Abbreviations: BMI, body mass index; WHR, waist-to-height ratio.
To further examine the associations, we performed a series of logistic regression modeling with adjustments. As shown in Table 2, age (AOR=0.98; 95% CI: 0.97–0.99; P<0.001) and occupation with more sunlight exposure (AOR=0.78; 95% CI: 0.61–0.99; P=0.039) were negatively associated with severe symptoms in autumn or winter. Disease duration (AOR=1.06; 95% CI: 1.05–1.07; P<0.001), hyperlipidemia (AOR=1.77; 95% CI: 1.06–2.98; P=0.030) and smoking (AOR=1.40; 95% CI: 1.17–1.68; P<0.001) were positively associated with the aggravation of psoriasis in winter.
Table 2.
Comparison of Both Psoriasis Condition in Winter/Autumn
| Item | Psoriasis Aggravated in Winter/Autumn | |||
|---|---|---|---|---|
| No | Yes | |||
| OR | OR (95% CI) | AOR (95% CI) a | P | |
| Age | 1 | 0.99 (0.98, 0.99) | 0.98 (0.97, 0.99) | <0.001 |
| Female | 1 | 0.98 (0.83, 1.17) | 0.93 (0.75, 1.16) | 0.516 |
| Disease duration | 1 | 1.05 (1.04, 1.06) | 1.06 (1.05, 1.07) | <0.001 |
| BMI (kg/m2) | 1 | 0.97 (0.95, 0.99) | 0.98 (0.96, 1.00) | 0.127 |
| Occupation with more sunlight exposure | 1 | 0.74 (0.60, 0.92) | 0.78 (0.61, 0.99) | 0.039 |
| Comorbidities | ||||
| Hypertension | 1 | 0.76 (0.56, 1.02) | 0.90 (0.64, 1.26) | 0.536 |
| Hyperlipidemia | 1 | 1.45 (0.89, 2.36) | 1.77 (1.06, 2.98) | 0.030 |
| Diabetes | 1 | 0.95 (0.64, 1.40) | 1.18 (0.77, 1.81) | 0.461 |
| Smoking | 1 | 1.18 (0.99, 1.40) | 1.40 (1.17, 1.68) | <0.001 |
| Alcohol drinking | 1 | 0.90 (0.76, 1.07) | 0.93 (0.76, 1.12) | 0.426 |
Notes: aAdjusted for age, educational level, disease duration, BMI and smoking. P value for adjusted OR, estimated from multivariable logistic regression model.
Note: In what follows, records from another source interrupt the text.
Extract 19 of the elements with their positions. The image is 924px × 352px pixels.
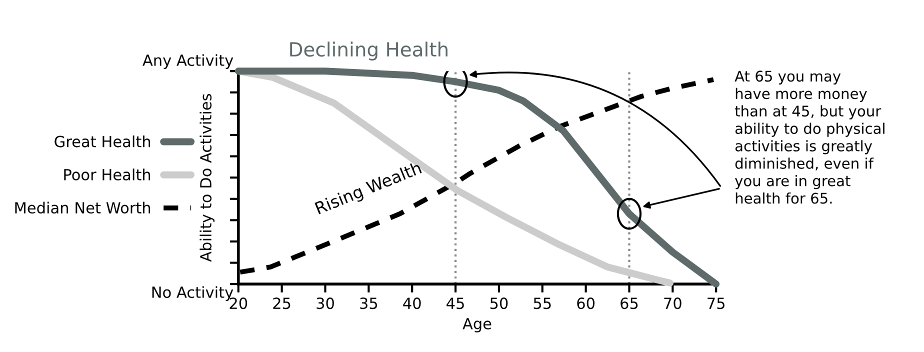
text: At 65 you may have more money than at 45, but your ability to do physical activities is greatly diminished, even if you are in great health for 65. (734, 70, 884, 204)
x-tick-label: 40 (403, 298, 421, 310)
x-tick-label: 70 (664, 298, 682, 310)
x-tick-label: 55 (534, 298, 551, 310)
x-tick-label: 65 (620, 298, 638, 310)
x-tick-label: 45 (446, 298, 464, 310)
x-tick-label: 30 (316, 298, 334, 310)
legend-label: Great Health (54, 135, 150, 148)
x-tick-label: 75 (708, 298, 724, 310)
x-tick-label: 60 (577, 298, 595, 310)
y-axis-title: Ability to Do Activities (200, 94, 215, 262)
text: Any Activity (142, 54, 234, 69)
x-tick-label: 50 (490, 298, 508, 310)
legend-label: Median Net Worth (15, 202, 150, 214)
legend-label: Poor Health (64, 168, 150, 180)
x-tick-label: 25 (273, 298, 290, 310)
x-axis-title: Age (462, 318, 492, 332)
x-tick-label: 35 (360, 298, 378, 310)
annotation: Declining Health (290, 42, 448, 60)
Abbreviations: OR, unadjusted odds ratio; AOR, adjusted odds ratio; CI, confidence interval; BMI, body mass index.
Subgroup analyses for both early and late-onset psoriasis were shown in Table 3. The association remained consistent in general. Smoking was positively associated with psoriasis aggravation in autumn/winter for early-onset psoriasis (AOR=1.39; 95% CI: 1.11–1.74; P=0.004), age (AOR=0.97; 95% CI: 0.95–0.99; P=0.009) and occupation with more sunlight exposure (AOR=0.64; 95% CI: 0.43–0.94; P=0.024) were negatively associated with aggravated conditions in autumn/winter for late-onset type of psoriasis.
Table 3.
Subgroup Analyses by Both Early and Late-Onset Psoriasis
| Variables | Early-Onset Psoriasis | Late-Onset Psoriasis | ||
|---|---|---|---|---|
| AOR (95% CI) a | P | AOR (95% CI) a | P | |
| Age | 0.99 (0.97, 1.00) | 0.107 | 0.97 (0.95, 0.99) | 0.009 |
| Female | 0.95 (0.73, 1.23) | 0.696 | 0.91 (0.59, 1.41) | 0.682 |
| Disease duration | 1.06 (1.04, 1.07) | <0.001 | 1.08 (1.05, 1.12) | <0.001 |
| BMI (kg/m2) | 0.98 (0.95, 1.00) | 0.099 | 0.99 (0.94, 1.03) | 0.557 |
| Occupation with more sunlight exposure | 0.88 (0.64, 1.20) | 0.403 | 0.64 (0.43, 0.94) | 0.024 |
| Comorbidities | ||||
| Hypertension | 1.06 (0.62, 1.79) | 0.841 | 0.80 (0.50, 1.28) | 0.351 |
| Hyperlipidemia | 1.70 (0.78, 3.68) | 0.182 | 1.79 (0.88, 3.64) | 0.109 |
| Diabetes | 1.16 (0.55, 2.48) | 0.697 | 1.18 (0.69, 2.01) | 0.541 |
| Smoking | 1.39 (1.11, 1.74) | 0.004 | 1.34 (0.96, 1.86) | 0.087 |
| Alcohol drinking | 0.87 (0.69, 1.10) | 0.243 | 1.01 (0.71, 1.42) | 0.965 |
Notes: aAdjusted for age, educational level, disease duration, BMI and smoking. P value for adjusted OR, estimated from multivariable logistic regression model.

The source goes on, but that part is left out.